Microseismic measurements provide qualitative information about where a fracture stimulation goes. However, there is also quantitative information, which has largely been neglected. We have developed a geomechanical model to predict the extent of shear failure during fracture stimulation of a well. It is a “screening model” meaning point-by-point details of the natural fracture distribution, fluid leakoff, and failure prediction are not emphasized. By matching this to the microseismic cloud of shear failure, we obtain the injection permeability and porosity, which characterize the stimulated reservoir volume (SRV). The model identifies different types of failure, tensile and shear, which will occur on vertical planes of weakness or natural fractures.
The model can be applied to any formation in which the microseismic data demonstrates a substantial spread away from the expected main fracture plane, as occurs in many tight shales. A number of different geometries have been modeled: horizontal vs vertical wells, and transverse vs longitudinal fractures. Not all wells have microseismic data, but the first few wells usually do, and modeling of these cases can provide useful directives for future wells. For example, the injection permeability can provide information on average fracture spacing and aperture width for the induced fracture network (SRV). These can be important for choosing proppant type, size, and concentration for optimal fracture treatments in gas and oil plays in tight shales.
We find the injection permeabilities are relatively high, and these must be associated with fracture-controlled flow. From our case histories, a high injection permeability (>200 md) is required to pressure the formation and achieve failure out as far as the microseismic events extend.
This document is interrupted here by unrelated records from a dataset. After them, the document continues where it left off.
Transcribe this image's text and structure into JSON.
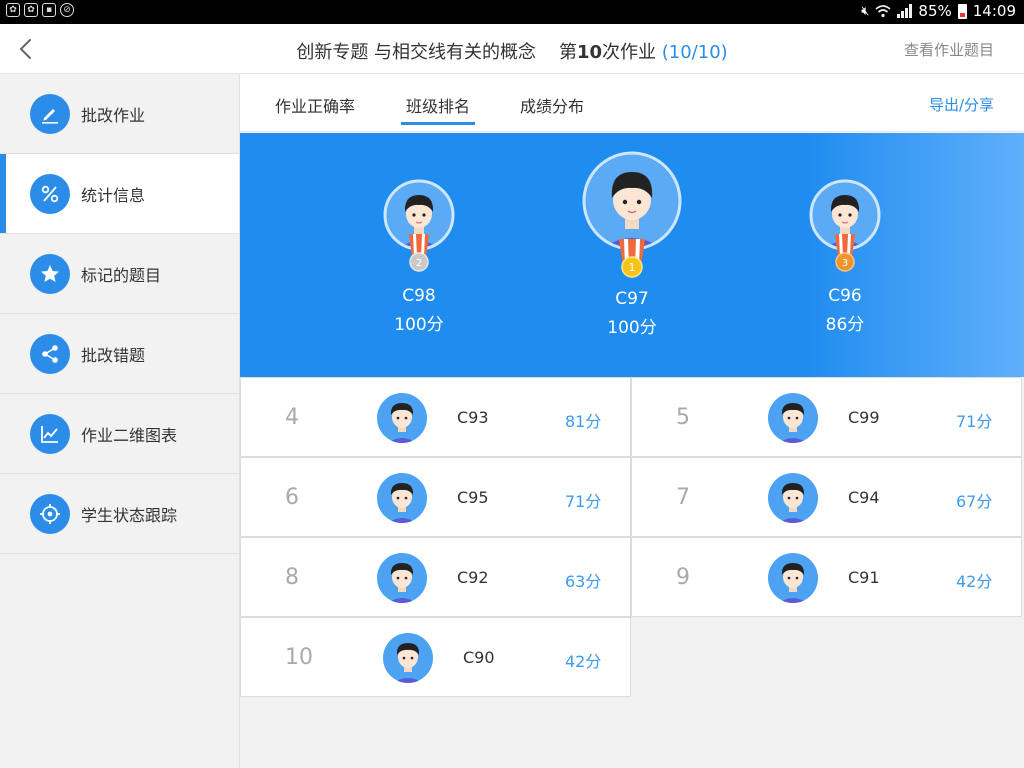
{
  "status_bar": {
    "battery": "85%",
    "time": "14:09"
  },
  "header": {
    "title_prefix": "创新专题 与相交线有关的概念",
    "title_num_pre": "第",
    "title_num": "10",
    "title_num_post": "次作业",
    "title_count": "(10/10)",
    "view_questions": "查看作业题目"
  },
  "sidebar": {
    "items": [
      {
        "label": "批改作业",
        "icon": "pencil-icon"
      },
      {
        "label": "统计信息",
        "icon": "percent-icon"
      },
      {
        "label": "标记的题目",
        "icon": "star-icon"
      },
      {
        "label": "批改错题",
        "icon": "share-icon"
      },
      {
        "label": "作业二维图表",
        "icon": "line-chart-icon"
      },
      {
        "label": "学生状态跟踪",
        "icon": "target-icon"
      }
    ]
  },
  "tabs": {
    "items": [
      "作业正确率",
      "班级排名",
      "成绩分布"
    ],
    "active": "班级排名",
    "export": "导出/分享"
  },
  "podium": {
    "first": {
      "name": "C97",
      "score": "100分",
      "medal": "1"
    },
    "second": {
      "name": "C98",
      "score": "100分",
      "medal": "2"
    },
    "third": {
      "name": "C96",
      "score": "86分",
      "medal": "3"
    }
  },
  "ranking": [
    {
      "rank": "4",
      "name": "C93",
      "score": "81分"
    },
    {
      "rank": "5",
      "name": "C99",
      "score": "71分"
    },
    {
      "rank": "6",
      "name": "C95",
      "score": "71分"
    },
    {
      "rank": "7",
      "name": "C94",
      "score": "67分"
    },
    {
      "rank": "8",
      "name": "C92",
      "score": "63分"
    },
    {
      "rank": "9",
      "name": "C91",
      "score": "42分"
    },
    {
      "rank": "10",
      "name": "C90",
      "score": "42分"
    }
  ],
  "colors": {
    "accent": "#2b8de8",
    "podium_bg": "#1f8cf0",
    "score": "#3d9cf0",
    "medal_gold": "#f5c31a",
    "medal_silver": "#c9c9c9",
    "medal_bronze": "#f0932b"
  }
}
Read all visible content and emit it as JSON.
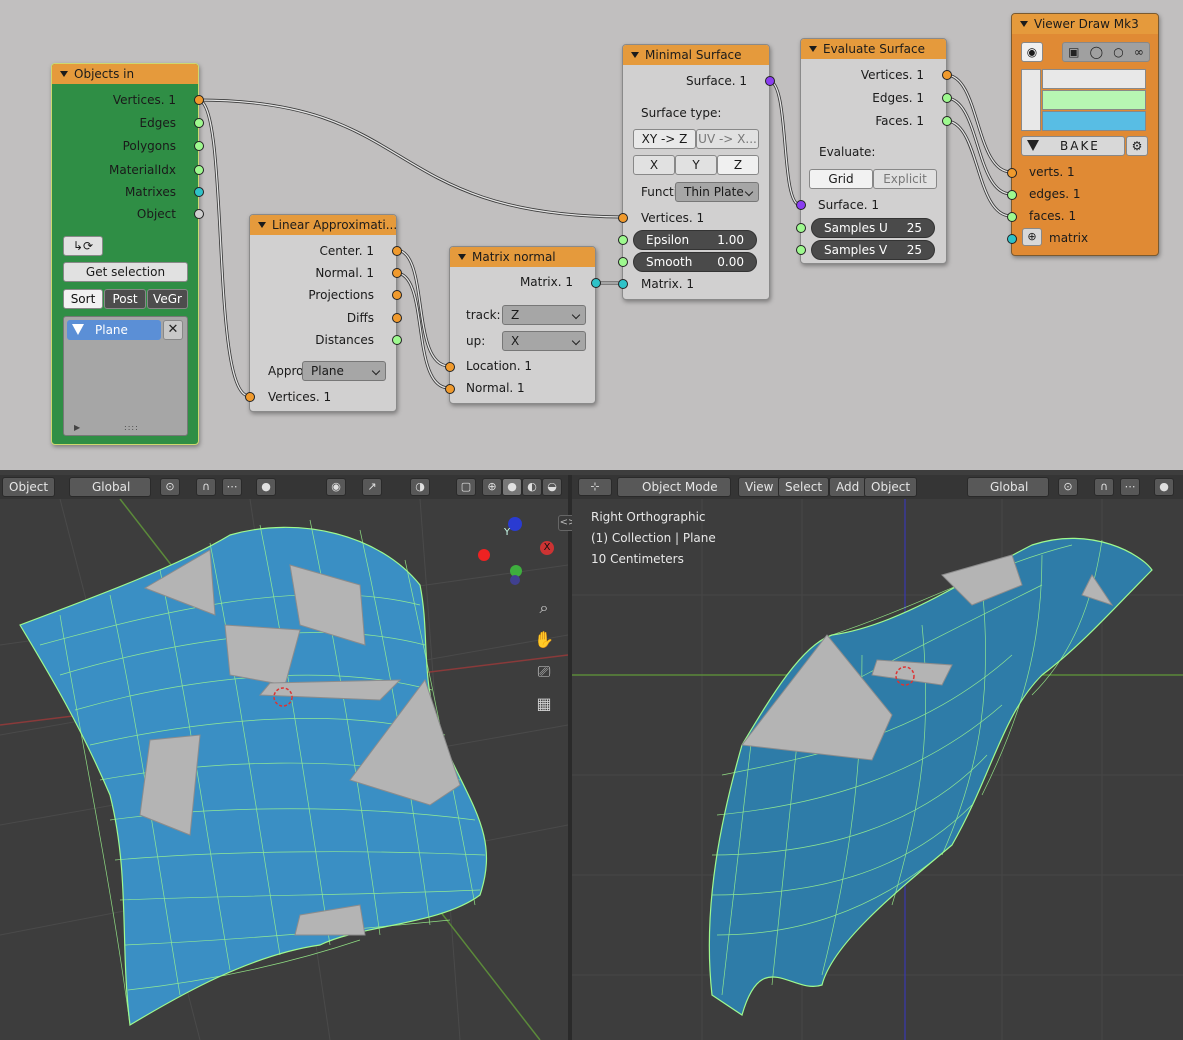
{
  "colors": {
    "vertex_socket": "#f09a2d",
    "string_socket": "#9ef98f",
    "matrix_socket": "#2fc2c8",
    "surface_socket": "#8a3df0",
    "node_header": "#e59a3c",
    "objects_node_body": "#2f8e45",
    "mesh_blue": "#3a8fc4",
    "mesh_grey": "#b4b4b4",
    "wire_edge": "#9ef98f"
  },
  "nodes": {
    "objects_in": {
      "title": "Objects in",
      "outputs": [
        "Vertices. 1",
        "Edges",
        "Polygons",
        "MaterialIdx",
        "Matrixes",
        "Object"
      ],
      "get_selection": "Get selection",
      "sort_tabs": [
        "Sort",
        "Post",
        "VeGr"
      ],
      "object_item": "Plane"
    },
    "linear_approx": {
      "title": "Linear Approximati...",
      "outputs": [
        "Center. 1",
        "Normal. 1",
        "Projections",
        "Diffs",
        "Distances"
      ],
      "approx_label": "Appro",
      "approx_value": "Plane",
      "input": "Vertices. 1"
    },
    "matrix_normal": {
      "title": "Matrix normal",
      "output": "Matrix. 1",
      "track_label": "track:",
      "track_value": "Z",
      "up_label": "up:",
      "up_value": "X",
      "inputs": [
        "Location. 1",
        "Normal. 1"
      ]
    },
    "minimal_surface": {
      "title": "Minimal Surface",
      "output": "Surface. 1",
      "type_label": "Surface type:",
      "type_options": [
        "XY -> Z",
        "UV -> X..."
      ],
      "axis_options": [
        "X",
        "Y",
        "Z"
      ],
      "func_label": "Functi",
      "func_value": "Thin Plate",
      "input_vertices": "Vertices. 1",
      "epsilon_label": "Epsilon",
      "epsilon_value": "1.00",
      "smooth_label": "Smooth",
      "smooth_value": "0.00",
      "input_matrix": "Matrix. 1"
    },
    "evaluate_surface": {
      "title": "Evaluate Surface",
      "outputs": [
        "Vertices. 1",
        "Edges. 1",
        "Faces. 1"
      ],
      "evaluate_label": "Evaluate:",
      "evaluate_options": [
        "Grid",
        "Explicit"
      ],
      "input_surface": "Surface. 1",
      "samples_u_label": "Samples U",
      "samples_u_value": "25",
      "samples_v_label": "Samples V",
      "samples_v_value": "25"
    },
    "viewer_draw": {
      "title": "Viewer Draw Mk3",
      "bake": "BAKE",
      "inputs": [
        "verts. 1",
        "edges. 1",
        "faces. 1",
        "matrix"
      ],
      "swatch_colors": [
        "#e8e8e8",
        "#b7f6b3",
        "#58bde4"
      ]
    }
  },
  "viewport_left": {
    "mode": "Object",
    "orientation": "Global"
  },
  "viewport_right": {
    "mode": "Object Mode",
    "menus": [
      "View",
      "Select",
      "Add",
      "Object"
    ],
    "orientation": "Global",
    "info_lines": [
      "Right Orthographic",
      "(1) Collection | Plane",
      "10 Centimeters"
    ]
  },
  "gizmo": {
    "y": "Y",
    "x": "X"
  }
}
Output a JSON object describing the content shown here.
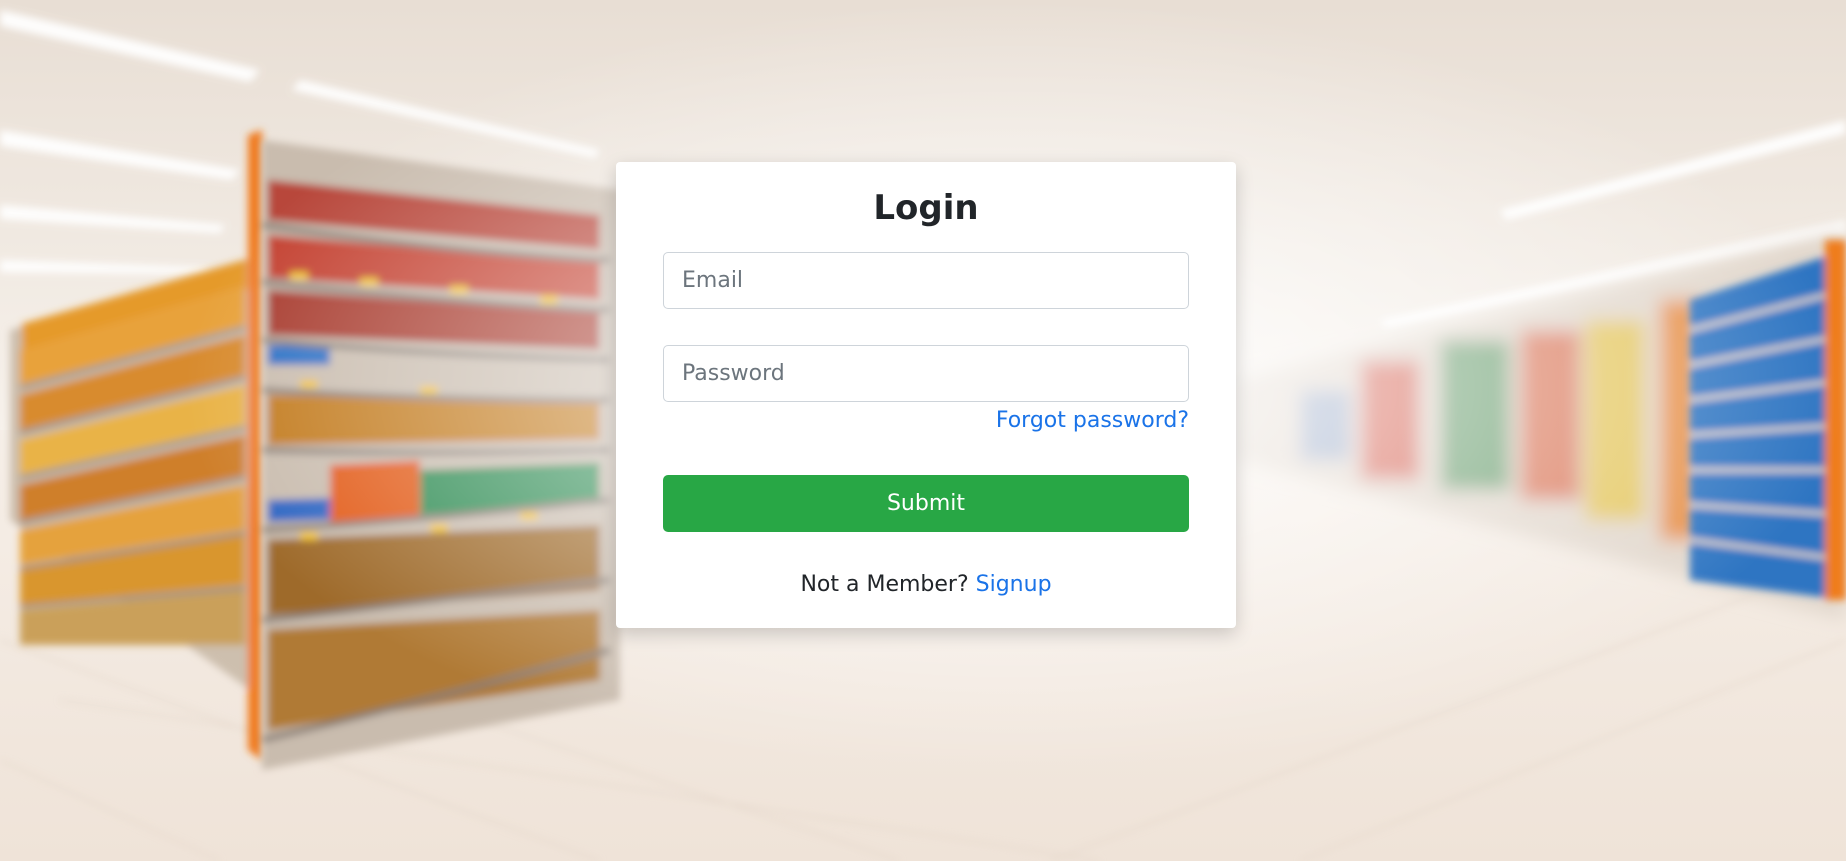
{
  "page": {
    "background_image": "blurred-supermarket-aisle"
  },
  "login": {
    "title": "Login",
    "email_placeholder": "Email",
    "email_value": "",
    "password_placeholder": "Password",
    "password_value": "",
    "forgot_label": "Forgot password?",
    "submit_label": "Submit",
    "member_prompt": "Not a Member?",
    "signup_label": "Signup"
  },
  "colors": {
    "submit_bg": "#28a745",
    "link": "#1a73e8",
    "text": "#212529"
  }
}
Low porosity (≪ 0.1%) is required for the frac fluid to leak off that far. Reports on interference with offset wells support this interpretation. As a case history, the method and results for sequential stimulation of two sister horizontal wells in the Barnett shale are described.
Most of the injection permeability is lost when a well is turned on, and ways to offset this are suggested. One of these ways is to tailor the proppant to the width and spacing of the induced fracture network, to prop more effectively the network of induced fractures. We illustrate some initial guidelines for choosing proppant type, size, and concentration which may improve fracture treatments in tight shales.